Die virtuelle Frühlingsfahrt (VFF) im April/Mai 2020 war die erste virtuelle Ori (in Deutschland), die in Folge der „Corona-Krise“ als Ersatz für echte Veranstaltungen durchgeführt wurde. In der Folge gab es weitere virtuelle Fahrten am PC… Ahaus, Roemeryke Berge… und auch die eco-Ori-Challenge zählt dazu. Eigentlich ist sie in direkter Folge zur VFF entstanden, findet aber „erst“ im Juni statt. Ingo Buck veranstaltet seit einigen Jahren in Schleswig-Holstein Orientierungsfahrten für Elektroautos und war auch Teilnehmer der VVF, die er immerhin auf Platz 31 beendete (das hat hier nicht jeder geschafft….) – So entstand die Idee zur rein virtuellen eco-Ori-Challenge mit zero Emission.
Beim Fahrtleiter der VFF, Peter Beckers, hat sich Ingo Buck auch den Ori Ratgeber besorgt und zu einem 45-seitigen Kompendium ausgebaut… Hier sind demnach so fast alle Ori-Regeln und mehr aufgeführt, auch Zeitprüfungen, die ja rein virtuell kaum stattfinden werden. Der Becker´sche Ratgeber wurde also noch mal „gepimpt“ mit weiteren Bestandteilen. Für die Ori Challenge bestand die Herausforderung darin, die konkreten relevanten Regelungen herauszufiltern, die zur Lösung der jeweiligen Aufgabe nötig sind.
Anders als bei der VVF findet die Kommunikation bei der eco-Ori ausschliesslich per Email statt. Es gibt keine Internet- und auch keine Facebook-Seite. Mit 62 Teilnehmern liegt die Beteiligung ähnlich hoch wie in Ahaus. Es gibt zwei Etappen mit mehreren Aufgaben, für die man analog zur VFF ein „verlängertes Wochenende“ Zeit hat (Freitag bis Mittwoch).
Etappe 1
Nach den anstrengenden Wochen der VVF, parallel noch die britische HERO- Fahrt mitgemacht (ja, selbst Schuld), hatte ich eigentlich nur wenig Lust auf eine weitere Ori-Schlacht mit Mikroskopen, Rätselaufgaben und enttäuschenden Platzierungen. Genannt hatte ich jedoch schon und reinkucken muss man dann ja doch…Siehe da… ganz interessant…
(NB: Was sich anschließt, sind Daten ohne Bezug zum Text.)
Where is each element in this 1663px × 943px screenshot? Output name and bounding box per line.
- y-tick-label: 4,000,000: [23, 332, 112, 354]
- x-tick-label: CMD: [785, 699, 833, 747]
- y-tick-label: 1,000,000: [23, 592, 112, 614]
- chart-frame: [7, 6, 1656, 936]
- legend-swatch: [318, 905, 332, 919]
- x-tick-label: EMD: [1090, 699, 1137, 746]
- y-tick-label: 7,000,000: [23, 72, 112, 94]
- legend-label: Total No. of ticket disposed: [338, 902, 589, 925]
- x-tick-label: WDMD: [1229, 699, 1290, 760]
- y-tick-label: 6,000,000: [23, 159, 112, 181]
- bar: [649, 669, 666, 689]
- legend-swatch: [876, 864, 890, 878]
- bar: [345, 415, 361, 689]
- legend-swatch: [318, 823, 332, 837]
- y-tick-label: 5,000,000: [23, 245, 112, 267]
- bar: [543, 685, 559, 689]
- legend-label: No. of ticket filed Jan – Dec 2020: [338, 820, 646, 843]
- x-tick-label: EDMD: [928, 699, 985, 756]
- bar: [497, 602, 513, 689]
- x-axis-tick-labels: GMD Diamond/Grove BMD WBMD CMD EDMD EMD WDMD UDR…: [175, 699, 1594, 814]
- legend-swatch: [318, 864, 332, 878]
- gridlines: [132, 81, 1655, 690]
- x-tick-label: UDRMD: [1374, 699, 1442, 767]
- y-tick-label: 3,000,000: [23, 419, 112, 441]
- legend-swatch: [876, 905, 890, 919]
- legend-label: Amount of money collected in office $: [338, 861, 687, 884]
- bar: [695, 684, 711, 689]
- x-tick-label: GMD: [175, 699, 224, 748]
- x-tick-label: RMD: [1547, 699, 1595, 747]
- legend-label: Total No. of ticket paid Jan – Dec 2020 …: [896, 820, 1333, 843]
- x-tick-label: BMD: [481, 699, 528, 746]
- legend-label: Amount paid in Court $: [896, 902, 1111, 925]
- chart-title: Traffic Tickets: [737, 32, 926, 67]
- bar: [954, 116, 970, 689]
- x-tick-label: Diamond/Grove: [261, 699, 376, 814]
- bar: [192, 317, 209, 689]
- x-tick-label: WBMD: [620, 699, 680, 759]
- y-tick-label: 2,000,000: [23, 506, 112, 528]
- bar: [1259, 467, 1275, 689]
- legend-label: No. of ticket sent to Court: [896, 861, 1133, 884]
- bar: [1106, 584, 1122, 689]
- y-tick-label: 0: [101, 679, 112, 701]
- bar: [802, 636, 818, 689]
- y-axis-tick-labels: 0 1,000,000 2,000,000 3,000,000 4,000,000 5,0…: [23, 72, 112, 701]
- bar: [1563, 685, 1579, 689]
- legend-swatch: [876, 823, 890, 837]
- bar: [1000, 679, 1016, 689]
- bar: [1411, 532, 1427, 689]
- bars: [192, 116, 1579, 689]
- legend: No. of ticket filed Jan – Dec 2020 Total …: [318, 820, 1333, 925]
Allerdings war direkt die Aufgabe 1 in einem Gewerbegebiet eine echte Herausforderung. Man sollte Pfeil A fahren, dann die „Zeichenaufgaben 2“ und dann einen Pfeilwurm. Also ganz schön viel exotisches Getier zum Start. Denn da lauerte auch eine fischgrätige Chinese, wie sie neuerdings immer mehr in Mode kommt (habe ich zum ersten Mal bei der Rallye Ruhrgebiet Klassik 2016 angetroffen, siehe Tour_de_Ruhr).
Weiterhin waren einzelnen Chinesen gespiegelt und gedreht.. das kennt man. Nur: Wenn das erste Zeichen eine Fischgräte sein sollte, dann konnte Zeichen 4 nicht passen. Hin und her überlegt. Dann die Aufgabe retrograd vom Kreisverkehr aus gelöst.. auch nur virtuell möglich… Auch danach musste vorne ein Fehler sein, Zeichen 1 oder 4 – eines von beiden musste falsch sein. Vieles spricht dafür, dass es eine Fischgräte sein soll. Warum sonst fehlt der Punkt? Ein Mysterium oder ein Fehler des Fahrtleiters? Des Rätsels Lösung war das „A“ … hier musste man ganz genau hinschauen, wie diese Veranstaltermarkierung platziert war. Eine Aufgabenstellung mit doppeltem Boden. Die Teilnehmer, die die erste Falle nicht gesehen haben, wurden aber belohnt, denn sie hatten die richtige Lösung.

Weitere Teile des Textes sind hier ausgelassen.